Re: [PATCH 1/4] fs/dcache: Limit numbers of negative dentries

From: Waiman Long
Date: Mon Jul 17 2017 - 14:31:12 EST


On 07/17/2017 01:49 PM, Matthew Wilcox wrote:
> On Mon, Jul 17, 2017 at 09:39:30AM -0400, Waiman Long wrote:
>> The number of positive dentries is limited by the number of files
>> in the filesystems. The number of negative dentries, however,
>> has no limit other than the total amount of memory available in
>> the system. So a rogue application that generates a lot of negative
>> dentries can potentially exhaust most of the memory available in the
>> system impacting performance on other running applications.
>>
>> To prevent this from happening, the dcache code is now updated to limit
>> the amount of the negative dentries in the LRU lists that can be kept
>> as a percentage of total available system memory. The default is 5%
>> and can be changed by specifying the "neg_dentry_pc=" kernel command
>> line option.
> I see the problem, but rather than restricting the number of negative
> dentries to be a fraction of the total amount of memory in the machine,
> wouldn't it make more sense to limit the number of negative dentries to be
> some multiple of the number of positive dentries currently in the system?

The number of positive dentries will be a rapidly changing number. So we
can't use __read_mostly variable for the limits. That may have a certain
performance impact. I chose to use a fixed number because of simplicity
and performance. I can compromise on simplicity, but not on performance.
I am open to maybe adjust the free pool count in some ways as long as
the performance impact is negligible.

> Or make negative dentries more easily prunable. For example, we could
> allocate them from a separate slab and use the existing reclaim mechanism
> to just throw them away. Since they can't be pinned by an inode, they're
> much easier to get rid of than positive dentries. Might make changing
> a dentry from positive to negative or vice versa a bit more expensive ...
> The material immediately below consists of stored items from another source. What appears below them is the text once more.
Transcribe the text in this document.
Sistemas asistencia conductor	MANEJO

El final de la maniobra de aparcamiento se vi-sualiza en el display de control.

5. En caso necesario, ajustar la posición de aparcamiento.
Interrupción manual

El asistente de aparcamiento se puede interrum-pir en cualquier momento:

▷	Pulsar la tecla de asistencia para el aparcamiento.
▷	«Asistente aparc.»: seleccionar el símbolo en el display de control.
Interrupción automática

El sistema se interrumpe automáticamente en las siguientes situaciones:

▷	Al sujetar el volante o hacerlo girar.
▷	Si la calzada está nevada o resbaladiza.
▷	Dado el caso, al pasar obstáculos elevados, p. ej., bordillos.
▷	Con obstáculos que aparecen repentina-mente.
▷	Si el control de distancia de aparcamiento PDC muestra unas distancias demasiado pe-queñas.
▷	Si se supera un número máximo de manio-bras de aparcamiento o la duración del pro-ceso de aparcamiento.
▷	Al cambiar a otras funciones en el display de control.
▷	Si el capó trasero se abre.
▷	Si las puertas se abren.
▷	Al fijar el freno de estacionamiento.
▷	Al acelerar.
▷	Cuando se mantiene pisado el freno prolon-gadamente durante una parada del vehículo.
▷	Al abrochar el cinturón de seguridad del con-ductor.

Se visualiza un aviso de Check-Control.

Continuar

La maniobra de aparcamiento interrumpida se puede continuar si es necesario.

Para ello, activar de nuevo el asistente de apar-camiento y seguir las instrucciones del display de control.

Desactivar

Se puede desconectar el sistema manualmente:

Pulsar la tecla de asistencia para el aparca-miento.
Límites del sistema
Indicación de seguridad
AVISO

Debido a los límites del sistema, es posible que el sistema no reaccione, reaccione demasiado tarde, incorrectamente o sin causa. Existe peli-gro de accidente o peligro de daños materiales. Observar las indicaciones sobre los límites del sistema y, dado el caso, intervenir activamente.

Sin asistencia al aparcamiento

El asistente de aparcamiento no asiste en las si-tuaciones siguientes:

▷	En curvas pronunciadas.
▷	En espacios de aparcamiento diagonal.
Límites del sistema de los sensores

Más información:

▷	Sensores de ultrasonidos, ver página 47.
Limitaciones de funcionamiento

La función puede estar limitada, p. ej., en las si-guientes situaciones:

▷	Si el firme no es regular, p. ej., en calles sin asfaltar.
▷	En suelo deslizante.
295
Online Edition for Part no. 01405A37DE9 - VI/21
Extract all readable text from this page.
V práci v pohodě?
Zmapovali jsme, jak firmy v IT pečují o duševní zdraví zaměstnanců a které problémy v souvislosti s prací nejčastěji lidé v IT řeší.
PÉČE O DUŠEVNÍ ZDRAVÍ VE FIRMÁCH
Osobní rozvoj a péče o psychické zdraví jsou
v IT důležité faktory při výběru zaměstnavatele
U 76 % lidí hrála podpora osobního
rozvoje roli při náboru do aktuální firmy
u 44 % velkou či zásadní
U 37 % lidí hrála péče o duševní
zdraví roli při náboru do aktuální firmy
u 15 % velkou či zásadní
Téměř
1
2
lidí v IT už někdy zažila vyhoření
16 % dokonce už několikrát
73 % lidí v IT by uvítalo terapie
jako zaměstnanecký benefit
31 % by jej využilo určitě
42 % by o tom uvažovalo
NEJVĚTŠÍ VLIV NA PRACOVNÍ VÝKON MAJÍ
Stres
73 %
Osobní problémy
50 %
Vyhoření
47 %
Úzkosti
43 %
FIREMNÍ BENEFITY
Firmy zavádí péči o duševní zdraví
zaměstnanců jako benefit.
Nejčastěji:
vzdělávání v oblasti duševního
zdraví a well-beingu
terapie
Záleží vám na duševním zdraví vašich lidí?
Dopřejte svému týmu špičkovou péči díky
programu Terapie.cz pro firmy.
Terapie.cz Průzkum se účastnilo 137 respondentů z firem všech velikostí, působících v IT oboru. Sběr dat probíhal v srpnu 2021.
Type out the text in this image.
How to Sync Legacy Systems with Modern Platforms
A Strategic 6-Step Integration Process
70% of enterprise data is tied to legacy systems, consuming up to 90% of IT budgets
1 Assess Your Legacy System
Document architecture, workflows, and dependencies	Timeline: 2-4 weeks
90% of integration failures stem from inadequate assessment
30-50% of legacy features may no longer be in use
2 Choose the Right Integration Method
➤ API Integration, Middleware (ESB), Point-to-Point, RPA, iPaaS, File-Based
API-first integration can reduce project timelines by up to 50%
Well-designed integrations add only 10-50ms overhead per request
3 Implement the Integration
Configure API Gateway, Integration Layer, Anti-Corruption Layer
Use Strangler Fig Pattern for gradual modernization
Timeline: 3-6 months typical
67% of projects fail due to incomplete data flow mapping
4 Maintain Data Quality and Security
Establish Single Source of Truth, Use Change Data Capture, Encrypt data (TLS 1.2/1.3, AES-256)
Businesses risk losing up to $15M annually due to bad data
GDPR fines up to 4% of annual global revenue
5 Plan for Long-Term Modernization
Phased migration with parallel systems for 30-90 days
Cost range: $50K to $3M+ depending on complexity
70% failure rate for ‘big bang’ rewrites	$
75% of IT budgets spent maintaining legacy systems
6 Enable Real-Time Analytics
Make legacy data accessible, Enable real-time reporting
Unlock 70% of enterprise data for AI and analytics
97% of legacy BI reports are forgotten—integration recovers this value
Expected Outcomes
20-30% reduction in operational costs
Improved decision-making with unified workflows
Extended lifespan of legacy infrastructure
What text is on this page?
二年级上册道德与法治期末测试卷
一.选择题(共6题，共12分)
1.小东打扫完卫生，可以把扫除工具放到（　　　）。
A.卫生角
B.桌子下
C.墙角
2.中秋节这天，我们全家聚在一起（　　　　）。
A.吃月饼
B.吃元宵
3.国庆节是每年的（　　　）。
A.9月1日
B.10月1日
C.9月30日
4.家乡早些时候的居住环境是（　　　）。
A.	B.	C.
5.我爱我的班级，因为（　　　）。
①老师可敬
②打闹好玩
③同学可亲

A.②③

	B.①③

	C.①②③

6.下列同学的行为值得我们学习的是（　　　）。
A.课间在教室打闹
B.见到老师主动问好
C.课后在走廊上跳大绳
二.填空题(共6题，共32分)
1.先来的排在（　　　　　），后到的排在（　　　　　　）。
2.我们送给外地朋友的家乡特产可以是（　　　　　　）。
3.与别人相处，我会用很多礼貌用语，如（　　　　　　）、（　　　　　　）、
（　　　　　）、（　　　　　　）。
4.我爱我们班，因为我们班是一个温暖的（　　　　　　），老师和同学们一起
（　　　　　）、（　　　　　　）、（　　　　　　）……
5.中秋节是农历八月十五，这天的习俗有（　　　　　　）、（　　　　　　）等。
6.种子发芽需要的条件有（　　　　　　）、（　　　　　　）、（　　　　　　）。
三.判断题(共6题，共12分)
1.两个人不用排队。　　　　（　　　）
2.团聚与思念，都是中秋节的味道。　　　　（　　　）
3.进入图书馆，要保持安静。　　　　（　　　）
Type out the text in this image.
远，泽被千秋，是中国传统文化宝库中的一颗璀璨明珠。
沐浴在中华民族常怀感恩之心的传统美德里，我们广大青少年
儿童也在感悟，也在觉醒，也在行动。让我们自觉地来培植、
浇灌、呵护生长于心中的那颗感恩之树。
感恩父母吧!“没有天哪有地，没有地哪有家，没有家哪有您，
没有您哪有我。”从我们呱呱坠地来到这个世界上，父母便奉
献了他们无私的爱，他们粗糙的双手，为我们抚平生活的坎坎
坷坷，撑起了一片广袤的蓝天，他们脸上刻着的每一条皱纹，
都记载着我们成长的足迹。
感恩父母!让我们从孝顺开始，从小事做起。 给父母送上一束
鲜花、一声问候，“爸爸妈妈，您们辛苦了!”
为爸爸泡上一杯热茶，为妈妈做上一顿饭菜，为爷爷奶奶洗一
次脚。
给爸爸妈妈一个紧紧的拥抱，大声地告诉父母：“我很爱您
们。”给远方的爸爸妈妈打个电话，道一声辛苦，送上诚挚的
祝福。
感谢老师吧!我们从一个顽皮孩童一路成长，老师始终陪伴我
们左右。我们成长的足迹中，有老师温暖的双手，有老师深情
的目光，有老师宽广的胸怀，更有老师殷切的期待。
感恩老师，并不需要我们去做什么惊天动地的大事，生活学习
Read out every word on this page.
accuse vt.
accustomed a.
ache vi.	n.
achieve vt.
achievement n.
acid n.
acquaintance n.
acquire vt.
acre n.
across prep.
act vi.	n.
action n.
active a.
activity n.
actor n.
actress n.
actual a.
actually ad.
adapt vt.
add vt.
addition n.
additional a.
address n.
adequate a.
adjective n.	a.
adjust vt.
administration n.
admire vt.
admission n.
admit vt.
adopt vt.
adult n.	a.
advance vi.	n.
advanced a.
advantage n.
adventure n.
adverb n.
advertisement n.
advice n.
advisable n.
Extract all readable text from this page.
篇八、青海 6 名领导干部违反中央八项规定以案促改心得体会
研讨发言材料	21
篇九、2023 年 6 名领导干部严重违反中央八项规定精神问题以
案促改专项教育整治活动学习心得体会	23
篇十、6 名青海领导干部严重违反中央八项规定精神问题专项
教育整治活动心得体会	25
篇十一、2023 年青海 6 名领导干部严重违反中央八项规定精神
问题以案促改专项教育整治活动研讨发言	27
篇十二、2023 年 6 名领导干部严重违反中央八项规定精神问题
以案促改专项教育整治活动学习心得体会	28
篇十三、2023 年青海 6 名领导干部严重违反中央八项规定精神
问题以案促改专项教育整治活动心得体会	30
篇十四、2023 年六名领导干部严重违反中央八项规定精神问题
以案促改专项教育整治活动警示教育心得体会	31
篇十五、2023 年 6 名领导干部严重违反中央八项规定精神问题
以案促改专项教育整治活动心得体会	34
I don't quite understand what you mean by having two separate slabs. The
current reclaim mechanism is through scanning the LRU lists.

I had been thinking about having a separate LRU list for negative
dentries. Giving the complexity of the current per-node/per-memcg LRU
list, maintaining 2 separate LRU lists in each super_block may be
error-prone.

It is true that positive dentries will also be pruned in the process. By
the time automatic pruning happens, there should have a lot of negative
dentries in the LRU lists already. We can skip over positive dentries in
the scanning, but we have to either allow scanning more entries in each
pass prolonging the interruption or do no pruning at all if the LRU
lists are front-loaded with a bunch of positive dentries.

BTW, you remind me that I should have accounted for the
positive-to-negative dentry transitions which is missing in the current
patch.

Cheers,
Longman